Using hands-on experiences with Remote Procedure Call (RPC) services, you will understand how to use Nmap to analyze remote RPC access systems. You will get to know about the types of sensitive information an attacker might target and the options needed to prevent the attack. Basic knowledge of the Linux command line is required to gain this experience.

5) Cracking Passwords Using Linux

Passwords are the most common method of authenticating users. Decrypting passwords in the Linux hands-on lab presents some of the most common password challenges. Learn how to launch password cracking attacks on Linux system users. Also, learn how to decrypt passwords and defend yourself against such attacks.

6) Encryption and Data Protection

Digital encryption is a technology that protects information from unauthorized access or modification. All IT security professionals should learn the basics of encryption, symmetric encryption, hashing, including asymmetric encryption, key distribution, and protection.

If you wish to become a cybersecurity expert, these tips could help you ensure that your cloud environment is secure and compliant with practical examples to support ongoing cyber security course and guidance.

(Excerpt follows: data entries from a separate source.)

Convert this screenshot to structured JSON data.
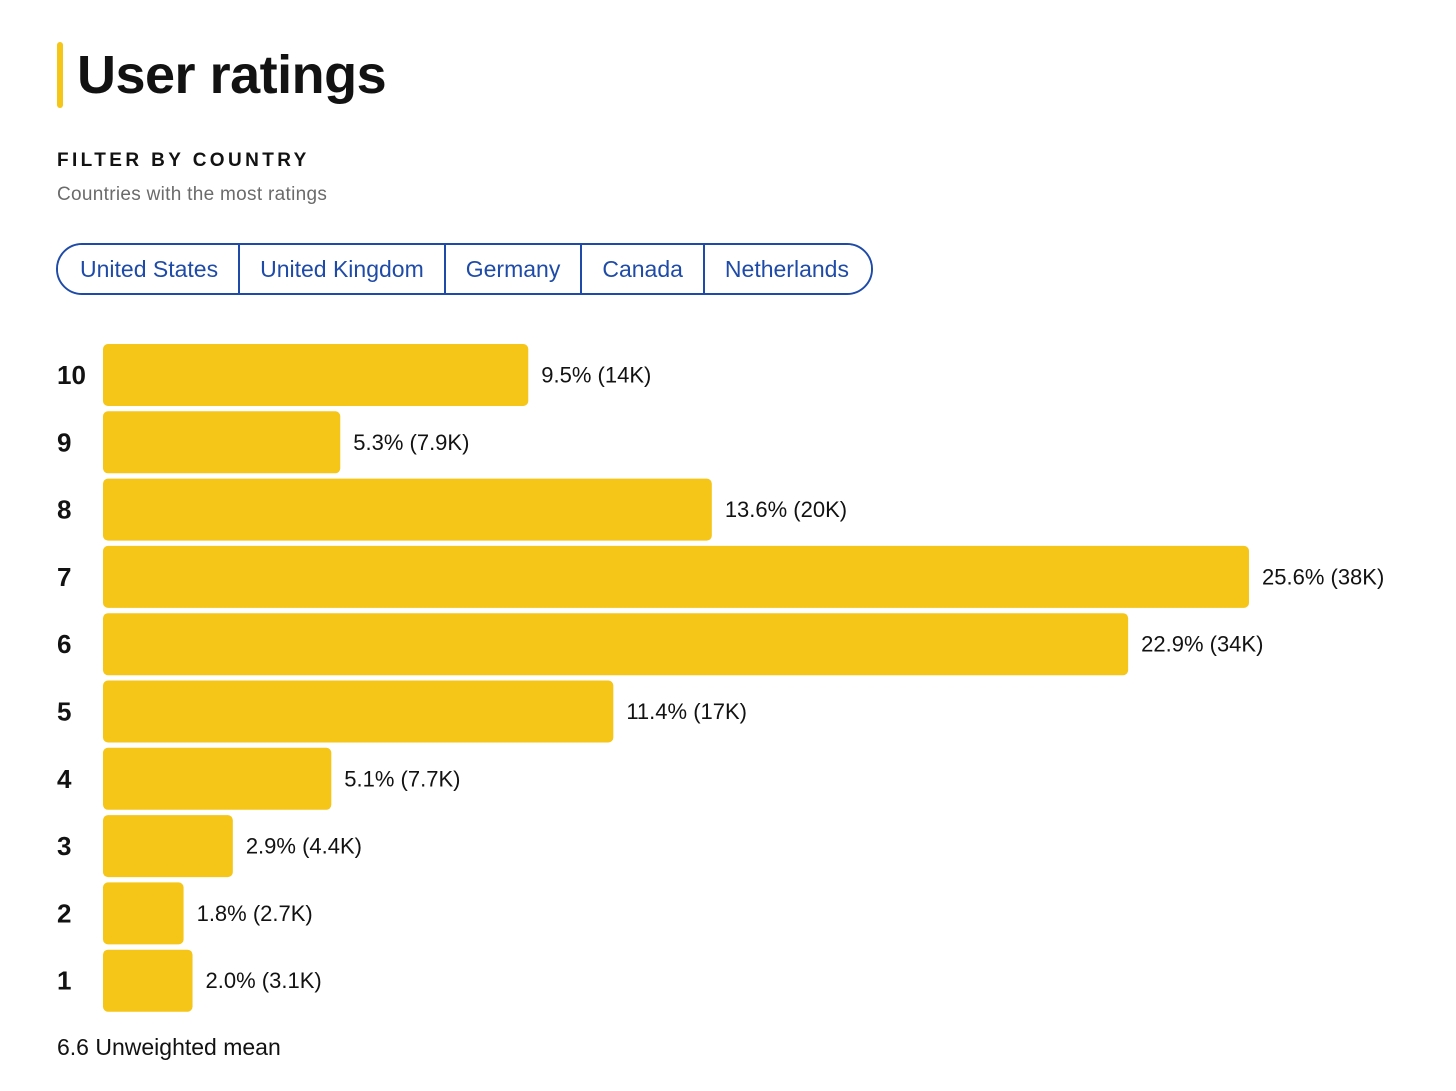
{
  "header": {
    "title": "User ratings",
    "accent_color": "#f5c518"
  },
  "filter": {
    "heading": "FILTER BY COUNTRY",
    "subheading": "Countries with the most ratings",
    "countries": [
      "United States",
      "United Kingdom",
      "Germany",
      "Canada",
      "Netherlands"
    ],
    "border_color": "#1f4ba8"
  },
  "chart_data": {
    "type": "bar",
    "orientation": "horizontal",
    "categories": [
      "10",
      "9",
      "8",
      "7",
      "6",
      "5",
      "4",
      "3",
      "2",
      "1"
    ],
    "values": [
      9.5,
      5.3,
      13.6,
      25.6,
      22.9,
      11.4,
      5.1,
      2.9,
      1.8,
      2.0
    ],
    "unit": "%",
    "data_labels": [
      "9.5% (14K)",
      "5.3% (7.9K)",
      "13.6% (20K)",
      "25.6% (38K)",
      "22.9% (34K)",
      "11.4% (17K)",
      "5.1% (7.7K)",
      "2.9% (4.4K)",
      "1.8% (2.7K)",
      "2.0% (3.1K)"
    ],
    "counts": [
      "14K",
      "7.9K",
      "20K",
      "38K",
      "34K",
      "17K",
      "7.7K",
      "4.4K",
      "2.7K",
      "3.1K"
    ],
    "title": "",
    "xlabel": "",
    "ylabel": "",
    "xlim": [
      0,
      25.6
    ],
    "grid": false,
    "legend": "none",
    "bar_color": "#f5c518"
  },
  "summary": {
    "mean_text": "6.6 Unweighted mean"
  }
}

7) Basics of Identity Verification

The best security experts understand that authentication isn’t just about entering a valid password or passing a two-factor ID test. Much more complicated than that. Authentication begins with the process of providing a valid unique identity tag for any namespace (for example, email address, user principal name, login name, etc.).

Like everything else in security, authentication is continuously evolving. Continuous user authentication is a new concept and seems to be the most recognized. In this case, all the logged-in user actions will always be re-evaluated according to the established model.

Performing SQL Injection Attacks (Sqli)

An injection vulnerability could allow an attacker to transfer malicious code to another system through an application. An example of such a system is an SQL database. If the SQL database is the target of this type of attack, then the SQL database is defined as SQL injection (SQLi).

Hands-on experience with performing SQL injection attacks provides examples of SQLi attacks. When you allow input to be part of the executed SQL query, you can extract data that should not be accessed.